Re: Successful LDAP signing test

From: Murray S. Kucherawy <msk_at_blackops.org>
Date: Sat, 20 Feb 2010 08:37:53 -0800 (PST)

On Sat, 20 Feb 2010, Mike Markley wrote:
> To answer the first question: if an LDAP administrator is primarily
> using LDIF files to load data, then either base64-encoded DER (with no
> headers/footers/newlines) is probably easiest. Importing any binary data
> or anything with linebreaks in it is going to require the administrator
> to either put the contents into a separate file or to base64-encode
> it themselves. Anyone using a reasonable UI might not care.
>
> As for the rest:
>
> OpenSSL, per its own docs, won't accept an RSA private key in PEM format
> that doesn't begin with "-----BEGIN RSA PRIVATE KEY-----" and end with
> "-----END RSA PRIVATE KEY-----". I think it's safe enough to assume PEM
> in that case. Whether it's safe to assume DER otherwise is another
> question. Having tested with keylengths from 512 to 2048, it seems that
> every private key in base64 format begins with 'MII'.
> I don't know ASN.1 well enough to know how safe it is to assume that's
> always the case, but it seems consistent to me. So my thinking is:
>
> If it begins with '----BEGIN RSA PRIVATE KEY-----': assume PEM.
> If it begins with 'MII': base64 decode into DER (optional) - like p=
> format in a selector record
> If it begins with 0x00008230: treat as DER
>
> Or, alternately, just do step 1 and treat the rest as DER. I feel that,
> at least, #1 is really safe: per my own testing, OpenSSL will just
> flat-out error if it's expecting a PEM-encoded key and you pass it
> something without the right header and footer. If it doesn't meet those
> criteria, OpenSSL won't treat it as PEM regardless, and there's no point
> in OpenDKIM treating it as such.

So that's what I've done. dkim_sign() now checks to see whether or not
the provided "secretkey" paramter starts with "MII"; if it does, it will
pass the secretkey to the base64 decode function and store the output,
otherwise it makes a copy of the provided key directly. Then in
dkim_eom_sign(), there's a second check for "-----"; if it's there, the
PEM decode function is called on the stored key, otherwise the DER decode
function is called. That handles the PEM and base64-encoded DER forms;
passing in raw DER will be copied directly and passed to the PEM
functions, which will error out. (Passing in raw DER as a string, which
is what the API currently expects, is a tricky prospect to begin with.)

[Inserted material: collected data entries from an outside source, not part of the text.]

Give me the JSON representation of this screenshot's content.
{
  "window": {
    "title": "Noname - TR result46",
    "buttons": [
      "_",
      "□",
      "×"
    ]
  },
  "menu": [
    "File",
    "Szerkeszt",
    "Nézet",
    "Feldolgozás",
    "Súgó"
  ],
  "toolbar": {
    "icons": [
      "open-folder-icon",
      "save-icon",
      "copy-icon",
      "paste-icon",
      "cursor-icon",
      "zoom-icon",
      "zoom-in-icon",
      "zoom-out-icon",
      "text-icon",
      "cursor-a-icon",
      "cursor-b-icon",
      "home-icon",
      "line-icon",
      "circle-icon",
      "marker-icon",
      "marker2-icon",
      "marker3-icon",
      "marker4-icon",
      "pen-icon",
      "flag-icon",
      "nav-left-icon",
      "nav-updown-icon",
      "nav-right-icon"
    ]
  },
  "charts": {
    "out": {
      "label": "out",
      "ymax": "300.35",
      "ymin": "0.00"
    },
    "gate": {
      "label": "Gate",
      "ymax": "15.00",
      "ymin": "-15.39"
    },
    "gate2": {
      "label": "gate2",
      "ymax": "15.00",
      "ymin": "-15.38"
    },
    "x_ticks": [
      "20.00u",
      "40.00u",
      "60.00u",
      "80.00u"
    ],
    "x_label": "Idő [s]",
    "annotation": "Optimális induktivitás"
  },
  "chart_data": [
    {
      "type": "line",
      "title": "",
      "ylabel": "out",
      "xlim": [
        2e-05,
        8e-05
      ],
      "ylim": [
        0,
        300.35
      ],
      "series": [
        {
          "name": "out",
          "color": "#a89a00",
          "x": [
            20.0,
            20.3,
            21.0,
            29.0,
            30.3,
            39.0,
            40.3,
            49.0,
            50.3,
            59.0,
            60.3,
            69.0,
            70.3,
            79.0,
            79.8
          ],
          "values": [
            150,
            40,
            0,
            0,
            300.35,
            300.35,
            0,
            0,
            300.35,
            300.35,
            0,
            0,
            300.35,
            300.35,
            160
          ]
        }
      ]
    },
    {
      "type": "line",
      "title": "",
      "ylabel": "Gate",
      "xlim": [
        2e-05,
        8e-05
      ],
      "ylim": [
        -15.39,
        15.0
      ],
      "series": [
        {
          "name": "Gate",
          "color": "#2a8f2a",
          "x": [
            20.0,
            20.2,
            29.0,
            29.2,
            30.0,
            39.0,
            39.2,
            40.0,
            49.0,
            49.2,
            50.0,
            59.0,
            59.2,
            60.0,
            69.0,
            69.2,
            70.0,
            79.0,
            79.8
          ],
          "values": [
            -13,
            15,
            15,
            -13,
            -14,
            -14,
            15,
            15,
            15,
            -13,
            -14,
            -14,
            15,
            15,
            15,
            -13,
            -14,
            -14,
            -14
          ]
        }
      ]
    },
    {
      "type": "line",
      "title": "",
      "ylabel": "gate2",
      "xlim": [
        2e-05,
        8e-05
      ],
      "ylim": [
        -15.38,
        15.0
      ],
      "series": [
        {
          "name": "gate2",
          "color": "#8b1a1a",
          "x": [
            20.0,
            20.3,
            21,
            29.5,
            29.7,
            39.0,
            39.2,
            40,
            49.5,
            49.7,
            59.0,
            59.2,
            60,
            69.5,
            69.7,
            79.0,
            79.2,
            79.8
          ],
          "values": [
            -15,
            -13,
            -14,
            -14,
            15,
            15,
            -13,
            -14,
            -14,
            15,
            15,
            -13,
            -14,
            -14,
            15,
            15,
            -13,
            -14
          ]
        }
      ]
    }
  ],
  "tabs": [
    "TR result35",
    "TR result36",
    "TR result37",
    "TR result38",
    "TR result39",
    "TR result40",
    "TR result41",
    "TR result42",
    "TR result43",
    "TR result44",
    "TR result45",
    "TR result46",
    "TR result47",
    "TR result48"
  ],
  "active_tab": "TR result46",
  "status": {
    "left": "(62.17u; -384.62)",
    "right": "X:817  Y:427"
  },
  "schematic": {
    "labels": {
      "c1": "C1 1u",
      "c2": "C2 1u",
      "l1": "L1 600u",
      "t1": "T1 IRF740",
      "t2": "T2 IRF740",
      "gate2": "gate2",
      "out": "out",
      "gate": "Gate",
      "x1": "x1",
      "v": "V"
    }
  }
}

I also updated libopendkim/docs/dkim_sign.html accordingly.

To test this, I tried changing opendkim/tests/t-sign-rs-tables.keys so
that rather than referencing a file containing a PEM key, that file
actually contains the base64-encoded DER key just by stripping off the
begin/end tags and concatenating the lines of the key, including the
whitespaces "vi" inserts when you do line joins. The test still worked.
Then I reverted that file to its original form to test the PEM version,
and that still worked.

Let me know if it works for you. And thanks for all this feedback!